Dans le numéro 6 du magazine Eveil et Evolution, on peut lire la traduction française d’un entretien fort intéressant de Carter Phipps avec Steeve Mc Intosh sur L’avènement d’une politique intégrale. Dans cet article téléchargeable sur le site du magazine, Mc Intosh définit la politique intégrale en ces termes :
« Il existe différentes façons de décrire la politique intégrale, mais l’une d’elles serait de dire que c’est la plate-forme ou le programme politique de ceux qui partagent les valeurs correspondant au niveau de conscience intégral. La politique intégrale étudie la manière dont ces valeurs sont appliquées dans le champ politique... C’est un véritable aveuglement médiatique que de tenir un discours politique fondé sur le paradigme gauche-droite.

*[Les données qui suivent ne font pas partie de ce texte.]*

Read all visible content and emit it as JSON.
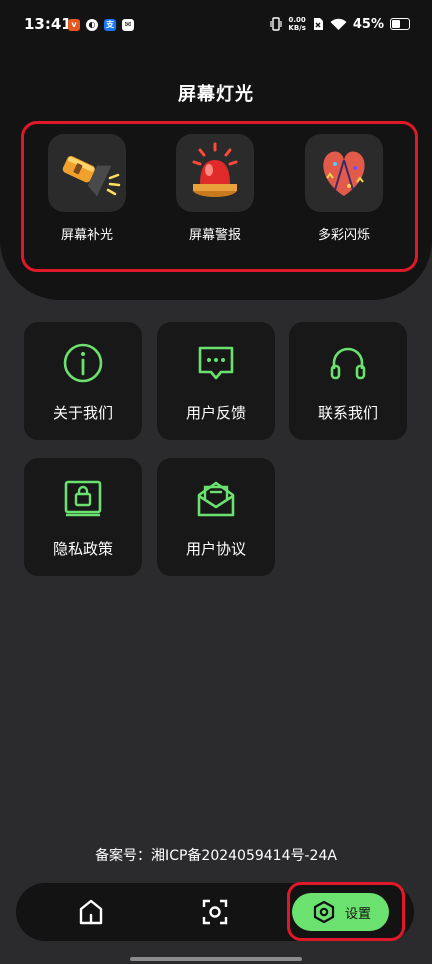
{
  "status_bar": {
    "time": "13:41",
    "net_speed_value": "0.00",
    "net_speed_unit": "KB/s",
    "battery_percent": "45%",
    "notification_icons": [
      "vivo-app-icon",
      "swirl-app-icon",
      "alipay-icon",
      "message-icon"
    ]
  },
  "header": {
    "title": "屏幕灯光"
  },
  "features": [
    {
      "label": "屏幕补光",
      "icon": "flashlight-icon"
    },
    {
      "label": "屏幕警报",
      "icon": "alarm-siren-icon"
    },
    {
      "label": "多彩闪烁",
      "icon": "party-heart-icon"
    }
  ],
  "menu": [
    {
      "label": "关于我们",
      "icon": "info-circle-icon"
    },
    {
      "label": "用户反馈",
      "icon": "feedback-bubble-icon"
    },
    {
      "label": "联系我们",
      "icon": "headset-icon"
    },
    {
      "label": "隐私政策",
      "icon": "privacy-lock-icon"
    },
    {
      "label": "用户协议",
      "icon": "agreement-envelope-icon"
    }
  ],
  "footer": {
    "icp": "备案号：湘ICP备2024059414号-24A"
  },
  "bottom_nav": {
    "items": [
      {
        "icon": "home-icon"
      },
      {
        "icon": "scan-icon"
      },
      {
        "icon": "settings-hex-icon",
        "label": "设置",
        "active": true
      }
    ]
  },
  "colors": {
    "accent_green": "#6be16f",
    "highlight_red": "#e0192a",
    "background": "#2b2b2d",
    "panel": "#131313",
    "card": "#181818"
  }
}
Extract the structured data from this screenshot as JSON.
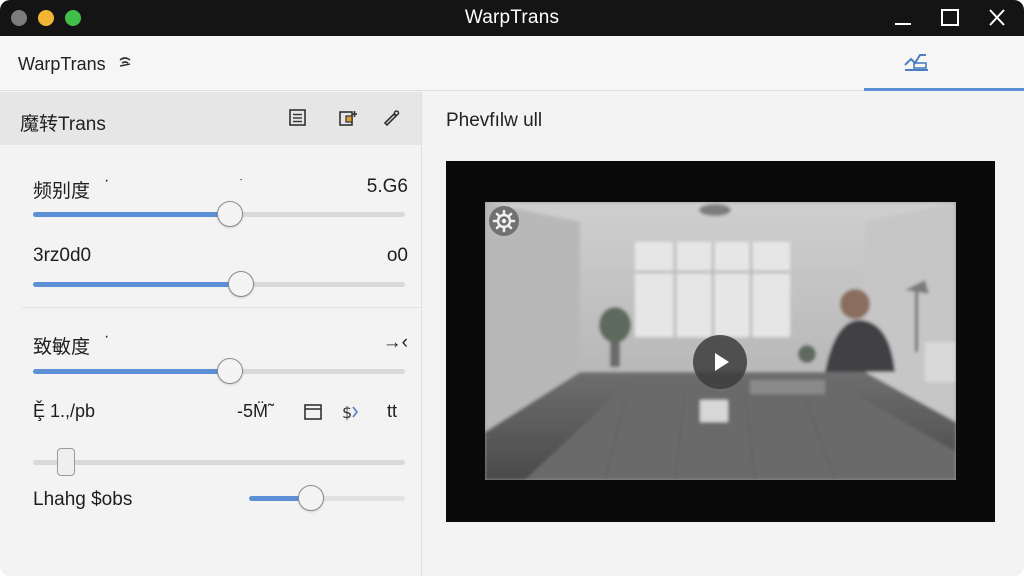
{
  "window": {
    "title": "WarpTrans"
  },
  "header": {
    "app_name": "WarpTrans",
    "tab_icon": "chart-line-icon"
  },
  "left_panel": {
    "title": "魔转Trans",
    "controls": [
      {
        "label": "频别度",
        "label_marker": "·",
        "mid_marker": "ˑ",
        "value": "5.G6",
        "level": 0.53
      },
      {
        "label": "3rz0d0",
        "value": "o0",
        "level": 0.56
      },
      {
        "label": "致敏度",
        "label_marker": "·",
        "value": "→‹",
        "level": 0.53
      }
    ],
    "toolbar_row": {
      "left_text": "Ȩ̌ 1.,/pb",
      "middle_text": "-5M̈̃",
      "right_text": "tt"
    },
    "range_slider": {
      "level": 0.09
    },
    "lighting": {
      "label": "Lhahg $obs",
      "level": 0.4
    }
  },
  "preview": {
    "title": "Phevfılw ull"
  },
  "colors": {
    "accent": "#5b8fd6",
    "titlebar": "#141414",
    "panel_header": "#e6e6e6"
  }
}
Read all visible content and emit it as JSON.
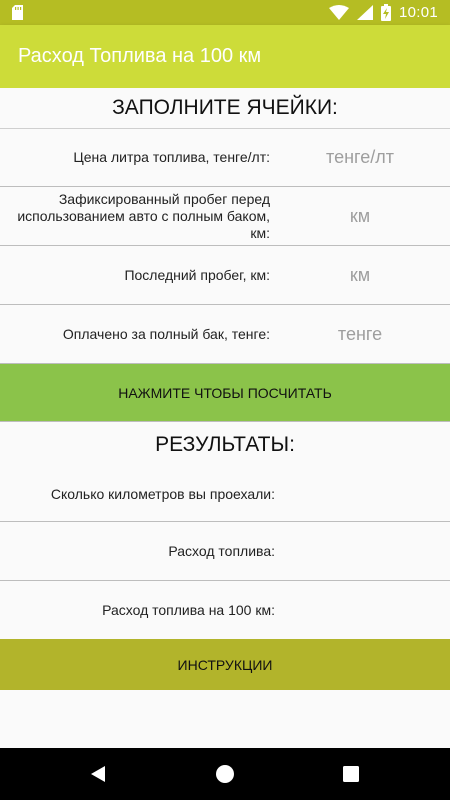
{
  "status_bar": {
    "time": "10:01",
    "icons": [
      "sd-card-icon",
      "wifi-icon",
      "signal-icon",
      "battery-charging-icon"
    ]
  },
  "app_bar": {
    "title": "Расход Топлива на 100 км"
  },
  "form": {
    "heading": "ЗАПОЛНИТЕ ЯЧЕЙКИ:",
    "fields": [
      {
        "label": "Цена литра топлива, тенге/лт:",
        "placeholder": "тенге/лт",
        "value": ""
      },
      {
        "label": "Зафиксированный пробег перед использованием авто с полным баком, км:",
        "placeholder": "км",
        "value": ""
      },
      {
        "label": "Последний пробег, км:",
        "placeholder": "км",
        "value": ""
      },
      {
        "label": "Оплачено за полный бак, тенге:",
        "placeholder": "тенге",
        "value": ""
      }
    ],
    "calculate_label": "НАЖМИТЕ ЧТОБЫ ПОСЧИТАТЬ"
  },
  "results": {
    "heading": "РЕЗУЛЬТАТЫ:",
    "rows": [
      {
        "label": "Сколько километров вы проехали:",
        "value": ""
      },
      {
        "label": "Расход топлива:",
        "value": ""
      },
      {
        "label": "Расход топлива на 100 км:",
        "value": ""
      }
    ],
    "instructions_label": "ИНСТРУКЦИИ"
  },
  "nav_bar": {
    "icons": [
      "back-icon",
      "home-icon",
      "recents-icon"
    ]
  },
  "colors": {
    "status_bar": "#b5bd23",
    "app_bar": "#cddc39",
    "calculate_button": "#8bc34a",
    "instructions_button": "#b2b42b"
  }
}
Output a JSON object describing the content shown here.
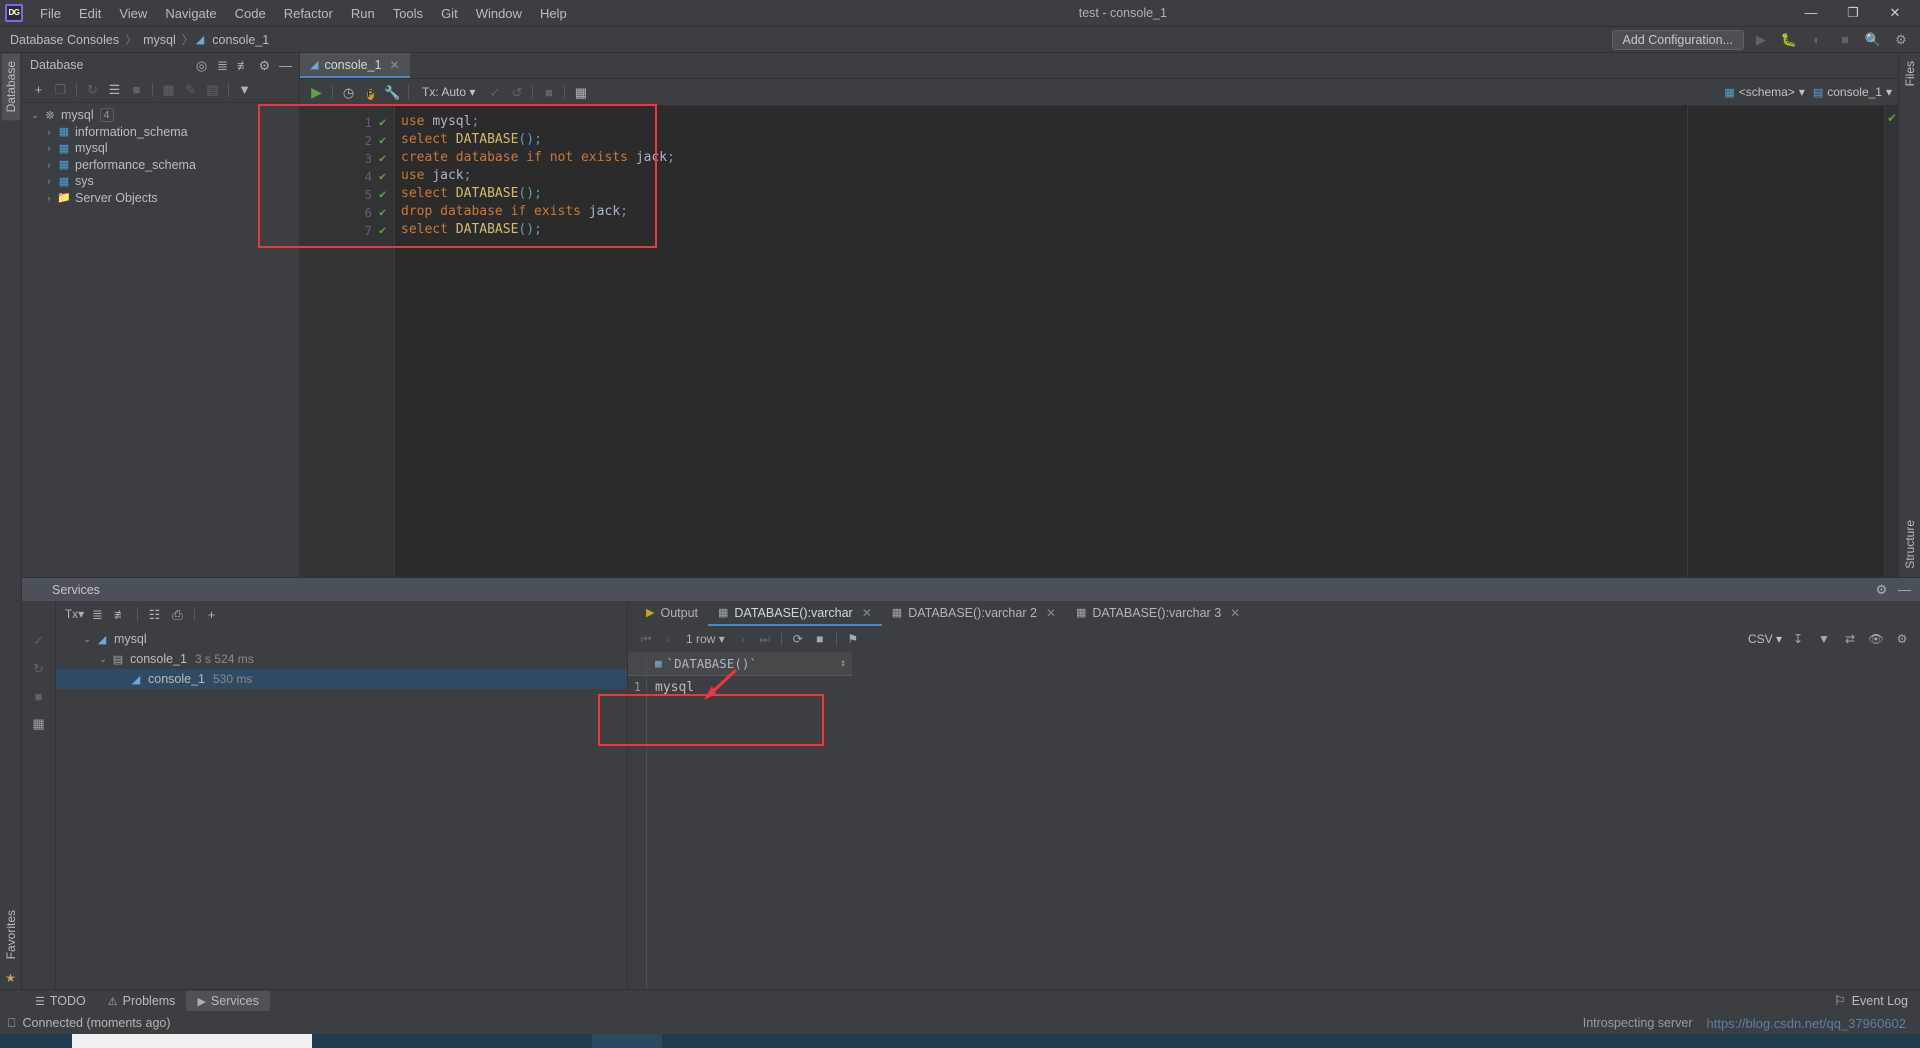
{
  "window": {
    "title": "test - console_1",
    "logo_text": "DG",
    "minimize": "—",
    "maximize": "❐",
    "close": "✕"
  },
  "menu": [
    "File",
    "Edit",
    "View",
    "Navigate",
    "Code",
    "Refactor",
    "Run",
    "Tools",
    "Git",
    "Window",
    "Help"
  ],
  "breadcrumb": {
    "items": [
      "Database Consoles",
      "mysql",
      "console_1"
    ],
    "separator": "〉",
    "console_icon": "console-icon"
  },
  "navbar": {
    "add_configuration": "Add Configuration...",
    "icons": [
      "run-icon",
      "debug-icon",
      "profile-icon",
      "stop-icon",
      "search-icon",
      "settings-icon"
    ]
  },
  "left_strip": {
    "tabs": [
      "Database"
    ],
    "bottom_tabs": [
      "Favorites"
    ]
  },
  "right_strip": {
    "tabs": [
      "Files",
      "Structure"
    ]
  },
  "database_panel": {
    "title": "Database",
    "header_icons": [
      "target-icon",
      "expand-all-icon",
      "collapse-all-icon",
      "settings-icon",
      "hide-icon"
    ],
    "toolbar_icons": [
      "add-icon",
      "copy-icon",
      "refresh-icon",
      "sql-script-icon",
      "stop-icon",
      "table-icon",
      "edit-icon",
      "ql-icon",
      "filter-icon"
    ],
    "tree": [
      {
        "label": "mysql",
        "badge": "4",
        "icon": "loading-icon",
        "arrow": "⌄",
        "indent": 0
      },
      {
        "label": "information_schema",
        "icon": "schema-icon",
        "arrow": "›",
        "indent": 1
      },
      {
        "label": "mysql",
        "icon": "schema-icon",
        "arrow": "›",
        "indent": 1
      },
      {
        "label": "performance_schema",
        "icon": "schema-icon",
        "arrow": "›",
        "indent": 1
      },
      {
        "label": "sys",
        "icon": "schema-icon",
        "arrow": "›",
        "indent": 1
      },
      {
        "label": "Server Objects",
        "icon": "folder-icon",
        "arrow": "›",
        "indent": 1
      }
    ]
  },
  "editor": {
    "tab": {
      "label": "console_1",
      "icon": "console-icon",
      "close": "✕"
    },
    "toolbar": {
      "run": "▶",
      "history_icon": "clock-icon",
      "p_badge": "P",
      "wrench_icon": "wrench-icon",
      "tx_label": "Tx: Auto",
      "commit_icon": "✓",
      "rollback_icon": "↺",
      "stop_icon": "■",
      "grid_icon": "table-icon",
      "schema_selector": "<schema>",
      "session_selector": "console_1"
    },
    "lines": [
      {
        "num": "1",
        "status": "✔",
        "tokens": [
          {
            "t": "use",
            "c": "kw"
          },
          {
            "t": " ",
            "c": "pn"
          },
          {
            "t": "mysql",
            "c": "idn"
          },
          {
            "t": ";",
            "c": "punc"
          }
        ]
      },
      {
        "num": "2",
        "status": "✔",
        "tokens": [
          {
            "t": "select",
            "c": "kw"
          },
          {
            "t": " ",
            "c": "pn"
          },
          {
            "t": "DATABASE",
            "c": "fn"
          },
          {
            "t": "()",
            "c": "punc"
          },
          {
            "t": ";",
            "c": "punc"
          }
        ]
      },
      {
        "num": "3",
        "status": "✔",
        "tokens": [
          {
            "t": "create database if not exists",
            "c": "kw"
          },
          {
            "t": " ",
            "c": "pn"
          },
          {
            "t": "jack",
            "c": "idn"
          },
          {
            "t": ";",
            "c": "punc"
          }
        ]
      },
      {
        "num": "4",
        "status": "✔",
        "tokens": [
          {
            "t": "use",
            "c": "kw"
          },
          {
            "t": " ",
            "c": "pn"
          },
          {
            "t": "jack",
            "c": "idn"
          },
          {
            "t": ";",
            "c": "punc"
          }
        ]
      },
      {
        "num": "5",
        "status": "✔",
        "tokens": [
          {
            "t": "select",
            "c": "kw"
          },
          {
            "t": " ",
            "c": "pn"
          },
          {
            "t": "DATABASE",
            "c": "fn"
          },
          {
            "t": "()",
            "c": "punc"
          },
          {
            "t": ";",
            "c": "punc"
          }
        ]
      },
      {
        "num": "6",
        "status": "✔",
        "tokens": [
          {
            "t": "drop database if exists",
            "c": "kw"
          },
          {
            "t": " ",
            "c": "pn"
          },
          {
            "t": "jack",
            "c": "idn"
          },
          {
            "t": ";",
            "c": "punc"
          }
        ]
      },
      {
        "num": "7",
        "status": "✔",
        "tokens": [
          {
            "t": "select",
            "c": "kw"
          },
          {
            "t": " ",
            "c": "pn"
          },
          {
            "t": "DATABASE",
            "c": "fn"
          },
          {
            "t": "()",
            "c": "punc"
          },
          {
            "t": ";",
            "c": "punc"
          }
        ]
      }
    ],
    "inspection_ok": "✔"
  },
  "services": {
    "title": "Services",
    "header_icons": [
      "settings-icon",
      "hide-icon"
    ],
    "strip_icons": [
      "tx-icon",
      "check-icon",
      "rerun-icon",
      "stop-icon",
      "grid-icon"
    ],
    "toolbar_icons": [
      "tx-icon",
      "expand-all-icon",
      "collapse-all-icon",
      "group-icon",
      "new-tab-icon",
      "add-icon"
    ],
    "tree": [
      {
        "label": "mysql",
        "icon": "console-icon",
        "arrow": "⌄",
        "indent": 1,
        "time": "",
        "selected": false
      },
      {
        "label": "console_1",
        "icon": "process-icon",
        "arrow": "⌄",
        "indent": 2,
        "time": "3 s 524 ms",
        "selected": false
      },
      {
        "label": "console_1",
        "icon": "console-icon",
        "arrow": "",
        "indent": 3,
        "time": "530 ms",
        "selected": true
      }
    ],
    "result_tabs": [
      {
        "label": "Output",
        "icon": "output-icon",
        "closable": false,
        "active": false
      },
      {
        "label": "DATABASE():varchar",
        "icon": "table-icon",
        "closable": true,
        "active": true
      },
      {
        "label": "DATABASE():varchar 2",
        "icon": "table-icon",
        "closable": true,
        "active": false
      },
      {
        "label": "DATABASE():varchar 3",
        "icon": "table-icon",
        "closable": true,
        "active": false
      }
    ],
    "result_toolbar": {
      "first": "⏮",
      "prev": "‹",
      "rowcount": "1 row",
      "next": "›",
      "last": "⏭",
      "refresh": "⟳",
      "stop": "■",
      "pin": "⚑",
      "export_format": "CSV",
      "download_icon": "download-icon",
      "filter_icon": "filter-icon",
      "transpose_icon": "transpose-icon",
      "view_icon": "eye-icon",
      "settings_icon": "settings-icon"
    },
    "grid": {
      "column_header": "`DATABASE()`",
      "header_icon": "column-icon",
      "sort_glyph": "↕",
      "rows": [
        {
          "num": "1",
          "value": "mysql"
        }
      ]
    }
  },
  "bottom_bar": {
    "buttons": [
      {
        "label": "TODO",
        "icon": "todo-icon",
        "active": false
      },
      {
        "label": "Problems",
        "icon": "problems-icon",
        "active": false
      },
      {
        "label": "Services",
        "icon": "services-icon",
        "active": true
      }
    ],
    "event_log": "Event Log",
    "event_log_icon": "bell-icon"
  },
  "status_bar": {
    "icon": "db-icon",
    "text": "Connected (moments ago)",
    "introspecting": "Introspecting server",
    "watermark": "https://blog.csdn.net/qq_37960602"
  },
  "colors": {
    "accent": "#4a88c7",
    "annotation": "#f5333f",
    "keyword": "#cc7832",
    "function": "#d6bb6b",
    "identifier": "#a9b7c6",
    "success": "#5c9f45"
  }
}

C’est une catégorie complètement dépassée dont il faut se débarrasser. La politique intégrale transcende les politiques de gauche et de droite, et elle offre une foule de nouveaux aperçus politiques remarquables, aussi bien au niveau national qu’international. Entre autres, cela nous montre d’une manière plus claire combien les stades historiques de développement culturels sont encore actifs et influents dans le monde aujourd’hui...
Quand nous regardons la spirale du développement culturel, nous voyons que chaque niveau de conscience et de culture a émergé, en partie, dans le creuset d’une forme politique. Ce que je veux dire c’est que chaque nouvelle vision du monde significative est co-créée par la politique. La politique aide à définir la vision du monde et la vision du monde définit la politique ou le type spécifique d’organisation politique qui lui correspond. Donc l’expression politique des valeurs correspondant à chaque vision du monde émergeante tire les gens vers un niveau de conscience plus élevé qu’ils peuvent voir se manifester à travers une politique d’un plus haut niveau. »
Un humanisme spirituel
Dans Ken Wilber : la pensée comme passion Frank Visser résume ainsi certains éléments de la réflexion politique de Wilber : « Le paysage politique aux Etats-Unis est divisé en deux camps. D’un côté on voit le camp libéral qui plaide pour la liberté individuelle, économique et politique, mais qui a souvent de l’aversion pour la religion. De l’autre, il y a un camp conservateur qui souhaite se centrer sur la religion (en d’autres termes, la Chrétienté avec sa prédominance mythique) et honorer les valeurs communautaires, qui procède souvent au sacrifice de la liberté intellectuelle de l’individu dans ce processus en prescrivant comment l’individu est supposé atteindre le salut. Dans cet exemple la tyrannie économique est opposée à la tyrannie culturelle. »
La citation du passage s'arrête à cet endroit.